Поручение два дюжих старца выполнили отменно и вскоре уже доложили, что Башкин, который поначалу упрямствовал и не сознавался в ереси, ныне «постигнут гневом божиим, учал бесноваться и, извесив свой язык, долгое время кричал разными голосами и говорил "непотребная и нестройная". Затем ему будто бы послышался голос свыше: «Ныне ты исповедуешь меня богородицею, а врагов моих, своих единомысленников, таишь». Устрашенный этим голосом, Башкин начал исправно каяться, так что все в порядке.
Услышав это, митрополит самолично прикатил на свидание с узником, морщась, осмотрел еретика — вид ран и побоев всегда был неприятен Макарию — и повелел Башкину: «Своею рукою испиши и свое еретичество и свои единомысленники — о всем подлинно».
Матфей, «ласково» понуждаемый к тому старцами, в скором времени указал, как на своих советников, на Григория и Ивана Борисовых и на других, а также сознался, что принял свое злое учение от аптекаря Матфея, родом литвина, да от Андрея Хотеева и прочих «латынников». Словом, топлива под свой костер он натаскал изрядно, причем на сей раз это был уже не хворост, а крепкие смолистые сосновые поленья.
Имя старца Порфирия он еще не произнес, но из его уст, искривленных от мучительной боли — Герасим и Филофей свое дело знали славно, — уже прозвучало, что заволжские старцы не только «не хулили его злобы», но еще и «утверждали его в том».
Когда Иоанн в середине августа вернулся в Москву, то торжествующий в душе Макарий скромно выложил перед ним опросные листы. Из них следовало, что Матфей и его единомысленники, по показанию самого Башкина, хулили господа Исуса Христа, исповедуя его неравным богу-отцу, что святое тело его и кровь в таинстве евхаристии считали простым хлебом и вином, что церковью называли только собрание верных, а сами церкви, или храмы вещественные, признавали за ничто, что отвергали святые иконы и называли их идолами, что отвергали таинство покаяния и говорили: «Как перестанет человек грешить, хотя бы и не покаялся пред священником, ему нет более греха». Предания и жития святых отцов они называли баснословием, а вселенские соборы укоряли в гордости, говоря: «Все писали они для себя, чтоб им владеть всем — и царским, и святительским».

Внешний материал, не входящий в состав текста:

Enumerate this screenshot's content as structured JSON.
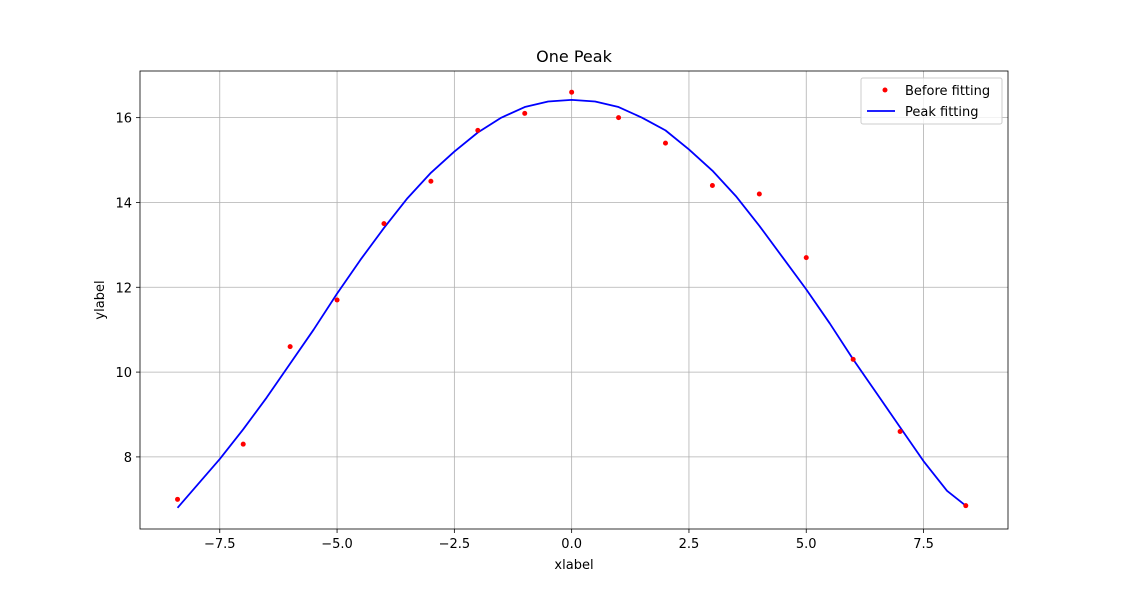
{
  "chart_data": {
    "type": "line",
    "title": "One Peak",
    "xlabel": "xlabel",
    "ylabel": "ylabel",
    "xlim": [
      -9.2,
      9.3
    ],
    "ylim": [
      6.3,
      17.1
    ],
    "xticks": [
      -7.5,
      -5.0,
      -2.5,
      0.0,
      2.5,
      5.0,
      7.5
    ],
    "xtick_labels": [
      "−7.5",
      "−5.0",
      "−2.5",
      "0.0",
      "2.5",
      "5.0",
      "7.5"
    ],
    "yticks": [
      8,
      10,
      12,
      14,
      16
    ],
    "ytick_labels": [
      "8",
      "10",
      "12",
      "14",
      "16"
    ],
    "grid": true,
    "legend_position": "top-right",
    "series": [
      {
        "name": "Before fitting",
        "kind": "scatter",
        "color": "#ff0000",
        "x": [
          -8.4,
          -7,
          -6,
          -5,
          -4,
          -3,
          -2,
          -1,
          0,
          1,
          2,
          3,
          4,
          5,
          6,
          7,
          8.4
        ],
        "y": [
          7.0,
          8.3,
          10.6,
          11.7,
          13.5,
          14.5,
          15.7,
          16.1,
          16.6,
          16.0,
          15.4,
          14.4,
          14.2,
          12.7,
          10.3,
          8.6,
          6.85
        ]
      },
      {
        "name": "Peak fitting",
        "kind": "line",
        "color": "#0000ff",
        "x": [
          -8.4,
          -7.5,
          -7.0,
          -6.5,
          -6.0,
          -5.5,
          -5.0,
          -4.5,
          -4.0,
          -3.5,
          -3.0,
          -2.5,
          -2.0,
          -1.5,
          -1.0,
          -0.5,
          0.0,
          0.5,
          1.0,
          1.5,
          2.0,
          2.5,
          3.0,
          3.5,
          4.0,
          4.5,
          5.0,
          5.5,
          6.0,
          6.5,
          7.0,
          7.5,
          8.0,
          8.4
        ],
        "y": [
          6.8,
          7.95,
          8.65,
          9.4,
          10.2,
          11.0,
          11.85,
          12.65,
          13.4,
          14.1,
          14.7,
          15.2,
          15.65,
          16.0,
          16.25,
          16.38,
          16.42,
          16.38,
          16.25,
          16.0,
          15.7,
          15.25,
          14.75,
          14.15,
          13.45,
          12.7,
          11.95,
          11.15,
          10.3,
          9.5,
          8.7,
          7.9,
          7.2,
          6.85
        ]
      }
    ]
  }
}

Пока мних — не самому же митрополиту утруждать и без того больные очи — неторопливо и с чувством зачитывал суть опросных листов, Макарий стоял недвижно, не отводя глаз от государя. Иоанн ничем не выдал себя, лихорадочно размышляя, что именно можно предпринять. Ясно было одно — предложить решить этот вопрос келейно, не раздувая шума, означало попросту отправить всех на костер. Значит, этого допускать нельзя.
С другой стороны, повелеть собрать по этому делу собор, на котором у царя появились бы сторонники для смягчения приговора, все равно означало продолжение расследования, и тогда сгустившиеся ныне над головой его духовного учителя отца Артемия тучи грозили разразиться такой испепеляющей грозой, что… Но, подумав немного, Иоанн пришел к выводу, что гроза так и так грядет. Коль уж прозвучала, пускай пока без единого имени, но ссылка на заволжских старцев, считай, что все — теперь митрополит не угомонится, пока не раскопает до конца. Созыв же собора — это отсрочка, это время, которое нужно, чтобы предупредить всех, кого можно. На том и порешил.
Причем вновь получилось ни нашим, ни вашим, а как-то так наполовину. Царь выиграл в том, что столь важное дело непременно должен решать собор, зато Макарий, упиравшийся до последнего, сдался лишь с тем условием, что открыть его надлежит не ранее октября.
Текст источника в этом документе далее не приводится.